Meena KandasamyThe shootings are not a deterrent, but the work of a vengeful patriarchy that could encourage people to take the law into their own hands

Tue 10 Dec 2019 1

Demonstrators in Kolkata protesting against sexual assaults on women, 4 December 2019.
 Demonstrators in Kolkata protesting against sexual assaults on women. Photograph: Dibyangshu Sarkar/AFP via Getty Images

On 27 November, a group of men raped, smothered and then burned the body of a vet in her 20s near the Indian city of Hyderabad. The police came under heavy criticism for their botched handling of the case, notably the time it took to start investigating – time that the family says could have been used to save her.

Four men were arrested as suspects, and were shot dead as they allegedly snatched weapons from the police during a reconstruction at the crime scene. Such murky incidents, which many think were simply extrajudicial executions, are called “encounters” in South Asia.

What is most sinister about this narrative is the way it whitewashes the undeniable history of the police’s own rapes

On social media, viral videos of people lighting firecrackers, showering flower petals and hoisting the police officers on their shoulders were shared. These moments – where people enjoy the public spectacle of executions – reflect a repressed, collective bloodlust and do not belong in the realm of a civilised society: but how could we aspire to anything but barbarism in contemporary India, a Hindu-fundamentalist, hyper-capitalist, caste-divided patriarchy?

The public celebrations, which included men and women, are a form of misplaced angst: in vicariously enjoying the police killing alleged rapists, people are expressing their frustration with the criminal justice system that indulges in victim-blaming, where cases drag on for years, where the conviction rates are appallingly low, where legal loopholes ensure that retributive justice is rarely implemented. Their celebration also stems from a false belief that such flash punishment will serve as a deterrent. It is the easy way out: instead of looking at the structural changes we have to make as a society to wipe away masculine aggression and entitlement, we might as well give a thumbs-up to a police officer spraying bullets.

It was not just the masses, though. As if on cue, media figures, rightwing politicians and a smattering of celebrities joined in the jubilation, portraying the police as daredevil saviours. What is most sinister about this narrative is the way it whitewashes the undeniable history of the police forces’ own rapes and sexual assaults on civilians in the line of duty. Across India, police stations – which women and transgender people might assume to be safe spaces – have been sites of rape.

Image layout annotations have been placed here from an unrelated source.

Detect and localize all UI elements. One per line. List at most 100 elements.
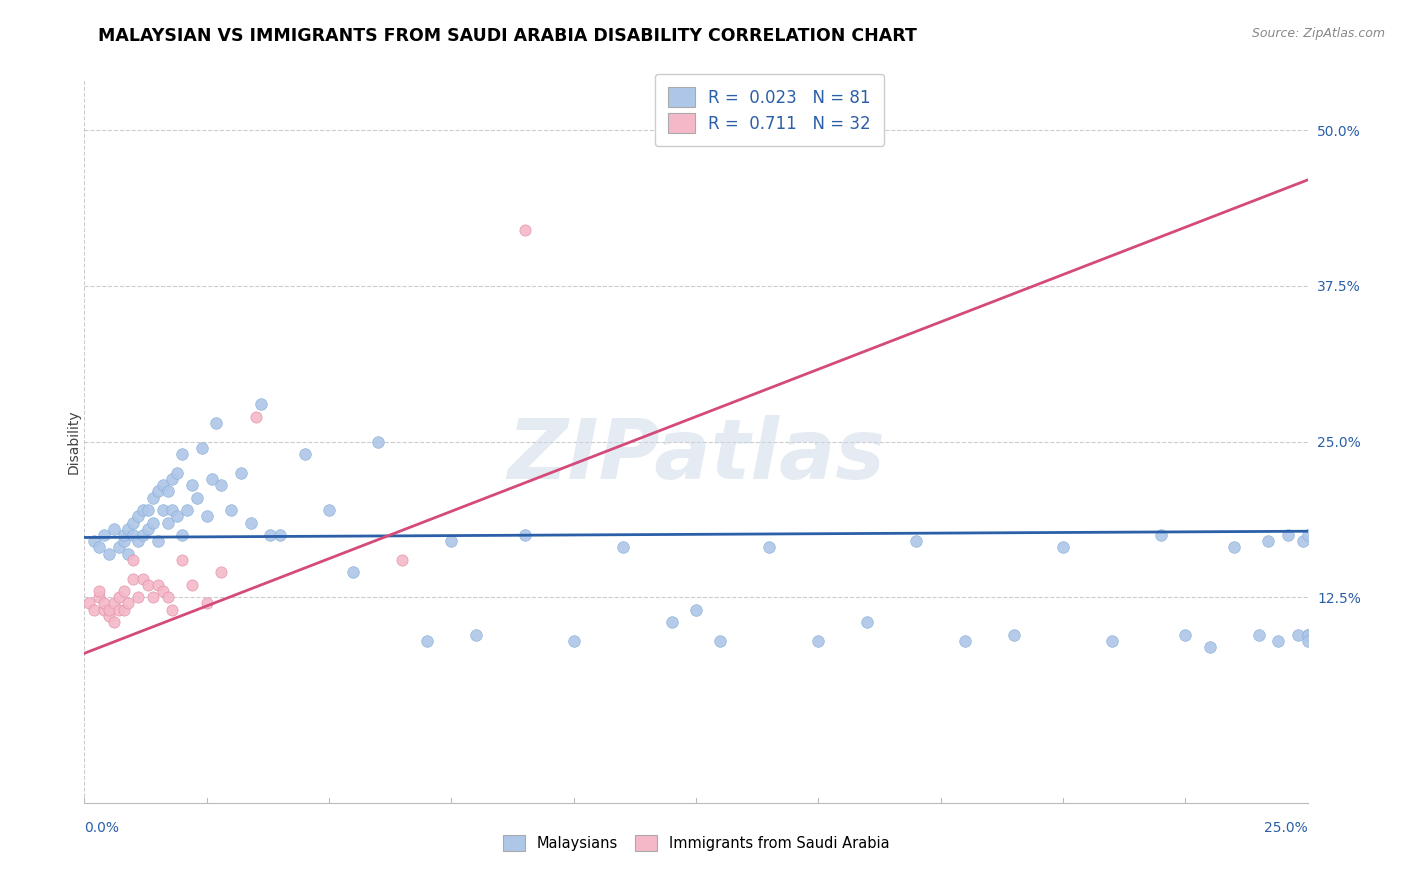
Point [152,503,174,517]
Point [245,409,267,424]
Point [249,397,271,411]
Point [1247,627,1270,641]
Point [162,472,184,486]
Point [181,578,204,592]
Point [122,572,145,586]
Point [709,633,731,648]
Point [186,491,208,505]
Point [122,553,145,567]
Point [367,434,389,449]
Point [513,528,536,542]
Point [112,603,135,617]
Point [953,633,976,648]
Point [318,503,340,517]
Point [1292,534,1315,549]
Point [146,578,169,592]
Point [172,528,194,542]
Text: ZIPatlas: ZIPatlas [508,416,884,497]
Point [93,597,115,611]
Point [146,534,169,549]
Point [856,615,879,630]
Point [87,591,110,605]
Point [440,534,463,549]
Point [132,503,155,517]
Point [195,597,218,611]
Point [1002,627,1025,641]
Point [136,578,159,592]
Point [93,603,115,617]
Point [1174,627,1197,641]
Point [269,528,291,542]
Point [97,603,120,617]
Point [117,522,139,536]
Point [195,509,218,524]
Point [83,534,105,549]
Point [166,466,188,480]
Point [191,441,214,455]
Point [200,472,222,486]
Point [464,627,486,641]
Point [181,478,204,492]
Point [685,603,707,617]
Point [1198,640,1220,654]
Point [107,603,129,617]
Point [162,503,184,517]
Point [176,503,198,517]
Point [152,478,174,492]
Point [112,584,135,599]
Text: Source: ZipAtlas.com: Source: ZipAtlas.com [1251,27,1385,40]
Point [77,597,100,611]
Point [156,591,179,605]
Point [83,603,105,617]
Point [107,591,129,605]
Point [93,528,115,542]
Point [1267,633,1289,648]
Point [209,566,232,580]
Point [156,516,179,530]
Point [103,615,125,630]
Point [142,591,165,605]
Point [1296,633,1319,648]
Point [205,416,228,430]
Point [513,223,536,237]
Point [112,534,135,549]
Point [87,541,110,555]
Point [112,528,135,542]
Point [1223,541,1246,555]
Point [1150,528,1173,542]
Point [1286,627,1309,641]
Text: MALAYSIAN VS IMMIGRANTS FROM SAUDI ARABIA DISABILITY CORRELATION CHART: MALAYSIAN VS IMMIGRANTS FROM SAUDI ARABI… [98,27,917,45]
Point [152,584,174,599]
Point [1296,528,1319,542]
Point [132,572,155,586]
Point [122,516,145,530]
Point [294,447,316,461]
Point [342,566,364,580]
Point [1052,541,1074,555]
Point [416,633,439,648]
Point [142,516,165,530]
Y-axis label: Disability: Disability [66,409,80,474]
Point [219,503,242,517]
Point [127,534,149,549]
Legend: Malaysians, Immigrants from Saudi Arabia: Malaysians, Immigrants from Saudi Arabia [496,830,896,857]
Text: 25.0%: 25.0% [1264,822,1308,836]
Point [239,516,262,530]
Point [905,534,928,549]
Point [97,609,120,624]
Point [1101,633,1123,648]
Point [117,547,139,561]
Text: 0.0%: 0.0% [84,822,120,836]
Point [166,509,188,524]
Point [136,503,159,517]
Point [807,633,830,648]
Point [1257,534,1279,549]
Point [103,597,125,611]
Point [142,491,165,505]
Point [117,597,139,611]
Point [562,633,585,648]
Point [103,522,125,536]
Point [132,528,155,542]
Point [146,484,169,499]
Point [172,447,194,461]
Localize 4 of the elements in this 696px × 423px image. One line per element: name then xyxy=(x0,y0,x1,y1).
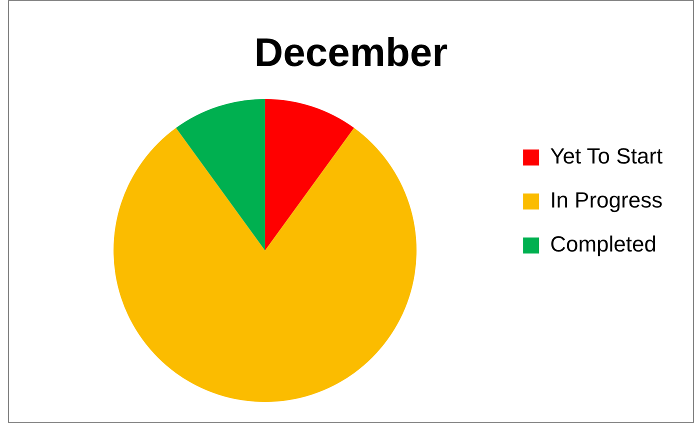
legend-label: Completed xyxy=(550,232,656,257)
chart-title: December xyxy=(254,31,448,76)
legend-label: Yet To Start xyxy=(550,144,663,169)
legend-label: In Progress xyxy=(550,188,663,213)
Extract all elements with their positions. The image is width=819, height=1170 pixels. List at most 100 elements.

It is worth remembering that the first enactment of amendments to India’s rape laws regarding consent were the result of the state’s loathsome handling of the custodial rape of a tribal teenager, Mathura. On 26 March 1972, she was raped by two policemen in a police station – the supreme court let the perpetrators free, arguing that it was not rape because the girl was “habituated to sexual intercourse”, further character-assassinating her by saying: “She might have incited the cops to have intercourse with her.” Protests by women’s rights groups around the country led to political action, including the recognition of custodial rape (when the victim is in custody) as rape.

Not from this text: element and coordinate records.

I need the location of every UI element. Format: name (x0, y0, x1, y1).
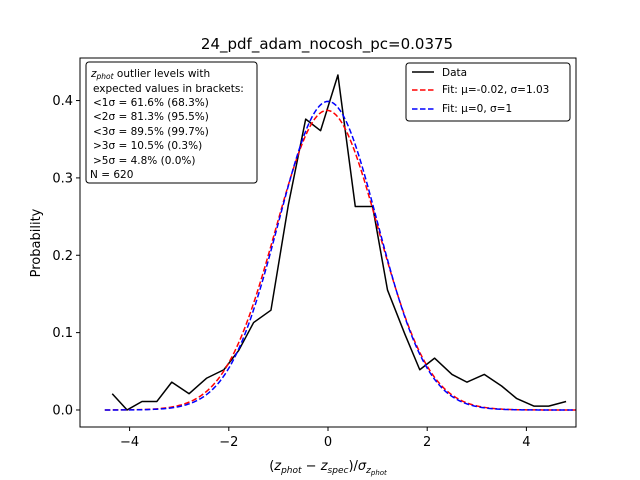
chart-title: 24_pdf_adam_nocosh_pc=0.0375 (201, 35, 453, 54)
x-axis: −4 −2 0 2 4 (120, 427, 531, 450)
stats-line-gt5sigma: >5σ = 4.8% (0.0%) (93, 155, 196, 167)
legend: Data Fit: μ=-0.02, σ=1.03 Fit: μ=0, σ=1 (405, 62, 571, 122)
legend-label-fit-blue: Fit: μ=0, σ=1 (442, 103, 512, 115)
y-tick-label: 0.0 (52, 403, 73, 418)
y-tick-label: 0.1 (52, 326, 73, 341)
stats-box-frame (85, 61, 258, 184)
y-axis-label: Probability (29, 208, 44, 277)
stats-line-gt3sigma: >3σ = 10.5% (0.3%) (93, 140, 202, 152)
series-layer (104, 74, 576, 411)
y-tick-label: 0.4 (52, 94, 73, 109)
x-tick-label: 0 (324, 435, 332, 450)
stats-line-count: N = 620 (90, 169, 133, 181)
series-fit-red-line (104, 109, 576, 411)
x-tick-label: −4 (120, 435, 139, 450)
y-axis: 0.0 0.1 0.2 0.3 0.4 (52, 94, 80, 418)
series-data-line (111, 74, 567, 411)
legend-label-fit-red: Fit: μ=-0.02, σ=1.03 (442, 84, 549, 96)
y-tick-label: 0.3 (52, 171, 73, 186)
stats-line-3sigma: <3σ = 89.5% (99.7%) (93, 126, 209, 138)
x-tick-label: 2 (423, 435, 431, 450)
stats-line-header: zphot outlier levels with (90, 68, 210, 81)
y-tick-label: 0.2 (52, 249, 73, 264)
stats-line-2sigma: <2σ = 81.3% (95.5%) (93, 111, 209, 123)
legend-frame (405, 62, 571, 122)
legend-label-data: Data (442, 67, 467, 79)
x-tick-label: −2 (219, 435, 238, 450)
stats-line-subheader: expected values in brackets: (93, 83, 244, 95)
x-tick-label: 4 (522, 435, 530, 450)
stats-line-1sigma: <1σ = 61.6% (68.3%) (93, 97, 209, 109)
stats-box: zphot outlier levels with expected value… (85, 61, 258, 184)
series-fit-blue-line (104, 100, 576, 411)
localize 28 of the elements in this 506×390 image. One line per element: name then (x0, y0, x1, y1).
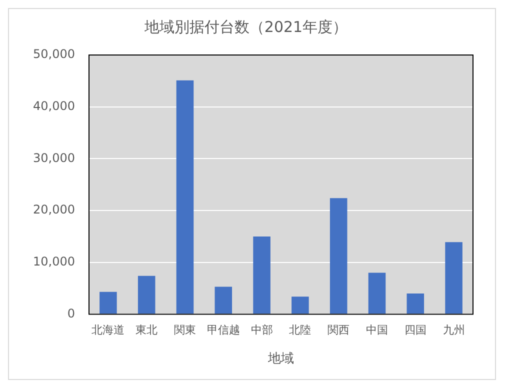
y-tick-label: 50,000 (32, 47, 75, 62)
bar (368, 272, 386, 314)
bar (253, 236, 270, 314)
bar (100, 292, 117, 314)
bar (138, 276, 156, 314)
x-tick-label: 中国 (366, 324, 388, 337)
bar (176, 80, 194, 314)
y-tick-label: 30,000 (32, 150, 75, 165)
bar (214, 286, 232, 314)
chart-title: 地域別据付台数（2021年度） (143, 18, 348, 36)
bar (445, 242, 462, 314)
bar (292, 296, 309, 314)
x-tick-label: 中部 (250, 324, 273, 337)
x-tick-label: 関東 (174, 324, 196, 337)
x-tick-label: 関西 (328, 324, 350, 337)
x-tick-label: 甲信越 (206, 324, 240, 337)
y-tick-label: 20,000 (32, 202, 75, 217)
y-tick-label: 10,000 (32, 254, 75, 268)
x-tick-label: 北陸 (289, 324, 312, 337)
x-tick-label: 北海道 (92, 324, 125, 337)
bar (406, 293, 424, 314)
x-tick-label: 四国 (404, 324, 426, 337)
x-tick-label: 東北 (136, 324, 158, 337)
x-axis-title: 地域 (266, 352, 294, 367)
y-tick-label: 0 (67, 306, 75, 320)
x-tick-label: 九州 (442, 324, 465, 337)
bar (330, 198, 348, 314)
y-tick-label: 40,000 (32, 98, 75, 113)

Celebrating the ultra-macho police force glosses over the fact that 93% of police in India are men. It hides the unforgivable custodial rapes of Dalit, tribal and transgender women in India, such as the 1992 gang-rape of a Dalit woman Chidambaram Padmini within the premises of a police station; accusations against the central reserve police force in Chhattisgarh; the sexual torture that tribal activist Soni Sori faced while she was in jail in 2011; and the nine surviving adivasi women of the village of Vakapalli, who are still fighting for justice 12 years after they were allegedly gang-raped by 21 commandos.

When the police and, by extension, the state are allowed to commit extrajudicial murders, we hover dangerously close to the idea that people can take the law into their own hands and mete out justice. In a country where mob-lynchings against Muslims and Dalits have become commonplace in order to uphold the Hindu-Brahminical status quo, police-led murders serve a similar purpose. They are a type of “justice” that reinforce patterns of marginalisation. After all, encounter killings always target the poor and the oppressed – or, conversely, encounters have been carried out in the service of the powerful, the rich and the ruling class.

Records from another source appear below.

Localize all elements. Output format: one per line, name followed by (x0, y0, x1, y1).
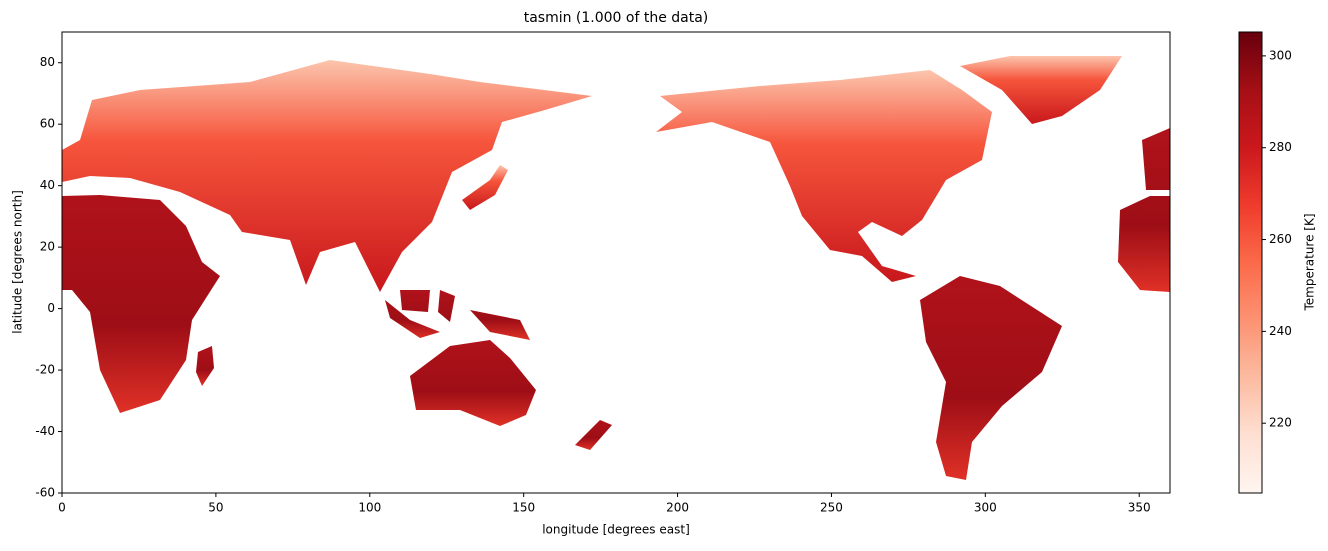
land (410, 340, 536, 426)
colorbar-tick-label: 240 (1269, 324, 1292, 338)
colorbar-tick-label: 300 (1269, 48, 1292, 62)
y-tick-label: 60 (40, 117, 55, 131)
y-axis-label: latitude [degrees north] (11, 190, 25, 334)
x-tick-label: 150 (512, 501, 535, 515)
land (462, 165, 508, 210)
x-tick-label: 0 (58, 501, 66, 515)
y-tick-label: 40 (40, 178, 55, 192)
land (385, 290, 530, 340)
colorbar-tick-label: 280 (1269, 140, 1292, 154)
y-tick-label: -20 (35, 363, 55, 377)
y-tick-label: -60 (35, 486, 55, 500)
land (196, 346, 214, 386)
land (62, 195, 220, 413)
chart-title: tasmin (1.000 of the data) (524, 10, 709, 26)
land (656, 70, 992, 282)
colorbar-tick-label: 260 (1269, 232, 1292, 246)
y-tick-label: 0 (47, 301, 55, 315)
land (1118, 128, 1170, 292)
map-land (62, 56, 1170, 480)
x-tick-label: 50 (208, 501, 223, 515)
land (920, 276, 1062, 480)
x-tick-label: 350 (1128, 501, 1151, 515)
y-tick-label: -40 (35, 424, 55, 438)
axes-frame (61, 31, 1171, 494)
x-tick-label: 250 (820, 501, 843, 515)
x-tick-label: 100 (358, 501, 381, 515)
x-tick-label: 300 (974, 501, 997, 515)
colorbar (1238, 31, 1263, 494)
land (575, 420, 612, 450)
y-tick-label: 20 (40, 240, 55, 254)
land (960, 56, 1122, 124)
colorbar-label: Temperature [K] (1303, 213, 1317, 311)
y-tick-label: 80 (40, 55, 55, 69)
x-tick-label: 200 (666, 501, 689, 515)
land (62, 60, 592, 292)
x-axis-label: longitude [degrees east] (542, 523, 690, 537)
colorbar-tick-label: 220 (1269, 416, 1292, 430)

The uber-masculine, chest-thumping bombast of deploying India’s air force in Pakistani territory to eliminate “terrorists” following an attack in Pulwama, Kashmir, helped Modi sweep the 2019 general election. The police shooting dead four rapists is another spectacle. It proclaims: India is safe for women, and the rape crisis has been permanently solved.

It is absolutely essential to fight toxic masculinity when it manifests in the form of a rape and it is absolutely essential to remember that the police forces themselves have a sordid history of rape. There is no justice when the state acts as a vengeful patriarch – one kind of toxic, trigger-hungry masculinity should not replace another.